Server uptime for SaaS providers can sometimes be a concern, but the majority of vendors guarantee 99 percent or better uptime. It is far more likely that your Internet Service Provider (ISP) will have an outage than most SaaS dental systems, so a backup ISP is recommended for providers who choose cloud-based software.
Web-based systems are also easier to access on tablets or other mobile devices, in or out of the office, than comparable on-premise systems.
Market Leader: DentiMax
DentiMax has been providing clinical, administrative, and imaging sensors and software to dental professionals since the early 2000s. Their platform offers a complete solution for dental practices. For clinical aspects of your practice, this includes electronic periodontal charting, encounter notes, and prescriptions. For administrative aspects, it features billing, scheduling, and patient registration, not to mention both sensors and digital radiography software for imaging. Unlike many competitors’ systems, DentiMax can directly integrate with almost every sensor currently on the market (with the exception of Dexis sensors). The software closely resembles Windows 7, and as a result, has a minimal learning curve for most providers.

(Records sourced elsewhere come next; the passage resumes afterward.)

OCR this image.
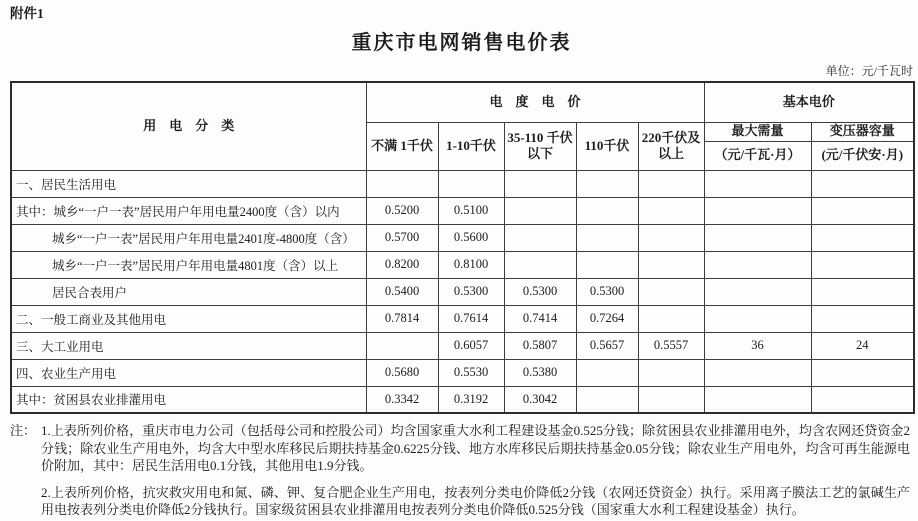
附件1
重庆市电网销售电价表
单位：元/千瓦时
用　电　分　类	电　度　电　价					基本电价	
	不满 1千伏	1-10千伏	35-110 千伏以下	110千伏	220千伏及以上	最大需量	变压器容量
						（元/千瓦·月）	(元/千伏安·月)
一、居民生活用电							
其中：城乡“一户一表”居民用户年用电量2400度（含）以内	0.5200	0.5100					
城乡“一户一表”居民用户年用电量2401度-4800度（含）	0.5700	0.5600					
城乡“一户一表”居民用户年用电量4801度（含）以上	0.8200	0.8100					
居民合表用户	0.5400	0.5300	0.5300	0.5300			
二、一般工商业及其他用电	0.7814	0.7614	0.7414	0.7264			
三、大工业用电		0.6057	0.5807	0.5657	0.5557	36	24
四、农业生产用电	0.5680	0.5530	0.5380				
其中：贫困县农业排灌用电	0.3342	0.3192	0.3042				
注： 1.上表所列价格，重庆市电力公司（包括母公司和控股公司）均含国家重大水利工程建设基金0.525分钱；除贫困县农业排灌用电外，均含农网还贷资金2分钱；除农业生产用电外，均含大中型水库移民后期扶持基金0.6225分钱、地方水库移民后期扶持基金0.05分钱；除农业生产用电外，均含可再生能源电价附加，其中：居民生活用电0.1分钱，其他用电1.9分钱。

2.上表所列价格，抗灾救灾用电和氮、磷、钾、复合肥企业生产用电，按表列分类电价降低2分钱（农网还贷资金）执行。采用离子膜法工艺的氯碱生产用电按表列分类电价降低2分钱执行。国家级贫困县农业排灌用电按表列分类电价降低0.525分钱（国家重大水利工程建设基金）执行。
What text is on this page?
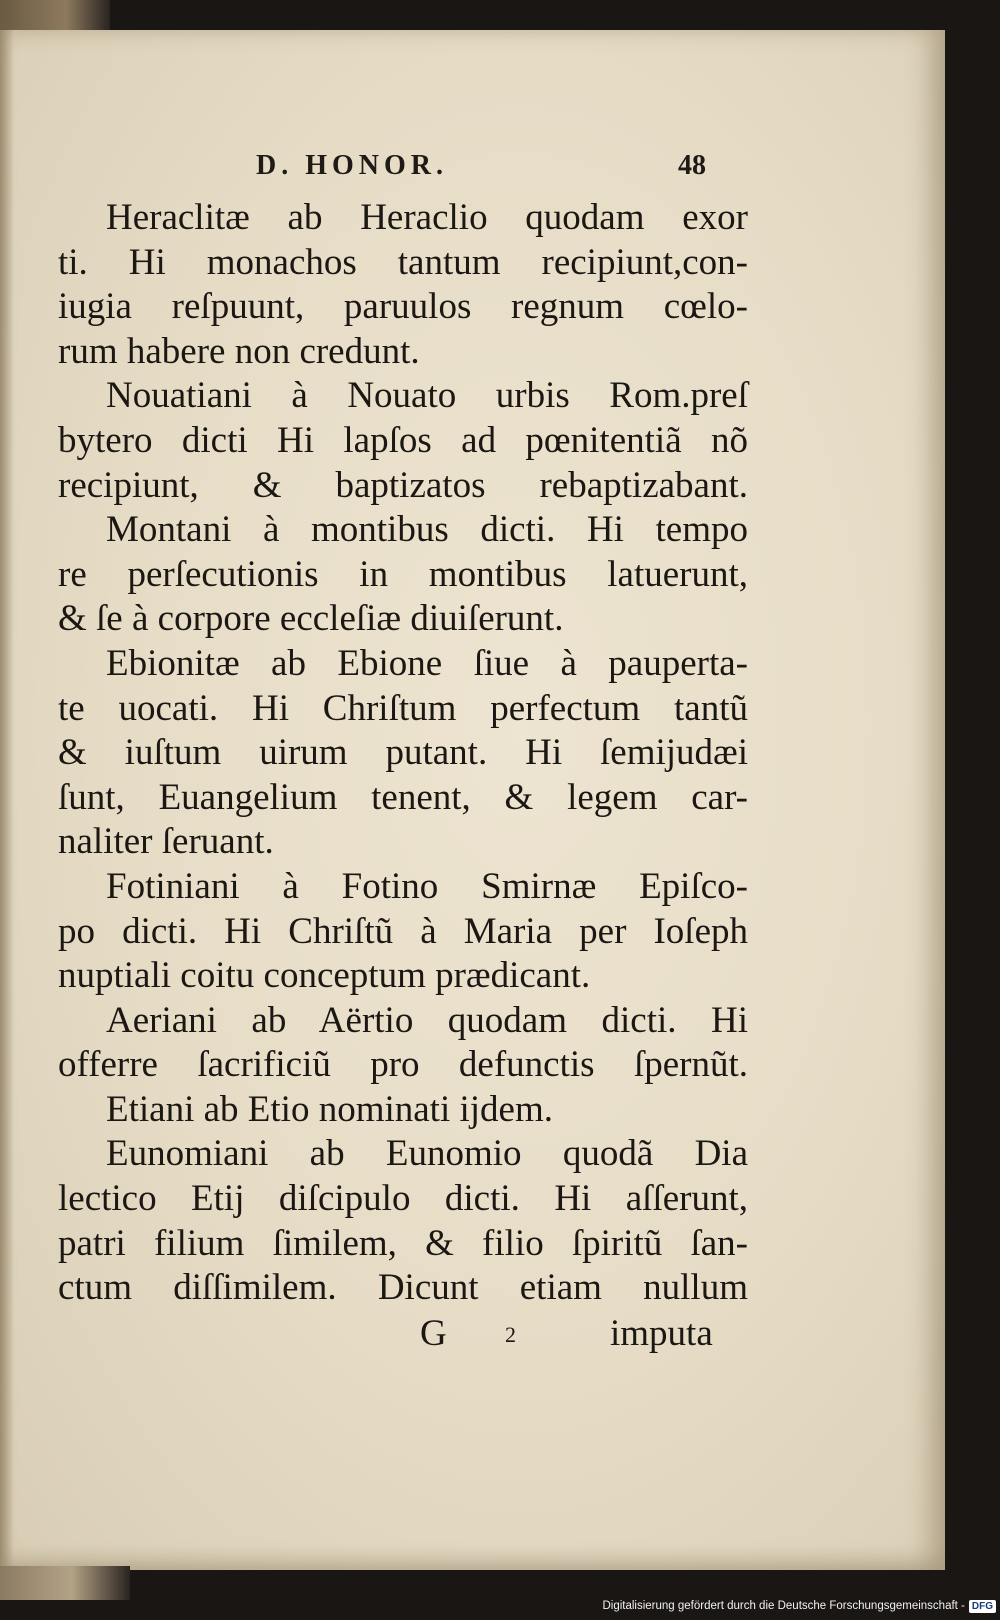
D. HONOR.	48
Heraclitæ ab Heraclio quodam exor
ti. Hi monachos tantum recipiunt,con-
iugia reſpuunt, paruulos regnum cœlo-
rum habere non credunt.
Nouatiani à Nouato urbis Rom.preſ
bytero dicti Hi lapſos ad pœnitentiã nõ
recipiunt, & baptizatos rebaptizabant.
Montani à montibus dicti. Hi tempo
re perſecutionis in montibus latuerunt,
& ſe à corpore eccleſiæ diuiſerunt.
Ebionitæ ab Ebione ſiue à pauperta-
te uocati. Hi Chriſtum perfectum tantũ
& iuſtum uirum putant. Hi ſemijudæi
ſunt, Euangelium tenent, & legem car-
naliter ſeruant.
Fotiniani à Fotino Smirnæ Epiſco-
po dicti. Hi Chriſtũ à Maria per Ioſeph
nuptiali coitu conceptum prædicant.
Aeriani ab Aërtio quodam dicti. Hi
offerre ſacrificiũ pro defunctis ſpernũt.
Etiani ab Etio nominati ijdem.
Eunomiani ab Eunomio quodã Dia
lectico Etij diſcipulo dicti. Hi aſſerunt,
patri filium ſimilem, & filio ſpiritũ ſan-
ctum diſſimilem. Dicunt etiam nullum
G	2	imputa
Digitalisierung gefördert durch die Deutsche Forschungsgemeinschaft - DFG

Dentists are eligible for Meaningful Use incentives, but few are participating. Program data from the Centers for Medicare and Medicaid Services (CMS) reveals, that as of October 2014, less than four percent of the eligible professionals who participated in the program were dentists. According to the Kaiser Family Foundation’s (KFF) list of professionally active dentists , fewer than 10 percent of active dentists have qualified for incentives. In contrast, the participation rate among physicians is nearing 50 percent, according to both CMS program data and the KFF’s list of professionally active physicians.
The reasons for this lag in adoption of healthcare IT among dental professionals are numerous. Many dentists in the United States still operate as solo or small independent practices, and the investment required for the software and equipment to go fully “paperless” is significant or even prohibitive. The average age of a dentist practicing in the United States is 50 years old , and interviews conducted by TechnologyAdvice revealed that a significant number of dentists approaching retirement don’t see the need to upgrade their systems. It can also be difficult for dentists to qualify for Meaningful Use incentives; many dental procedures aren’t covered by Medicare, and in order to qualify for Medicaid, “the eligible professional must have at least 30 percent patient volume attributable to Medicaid.”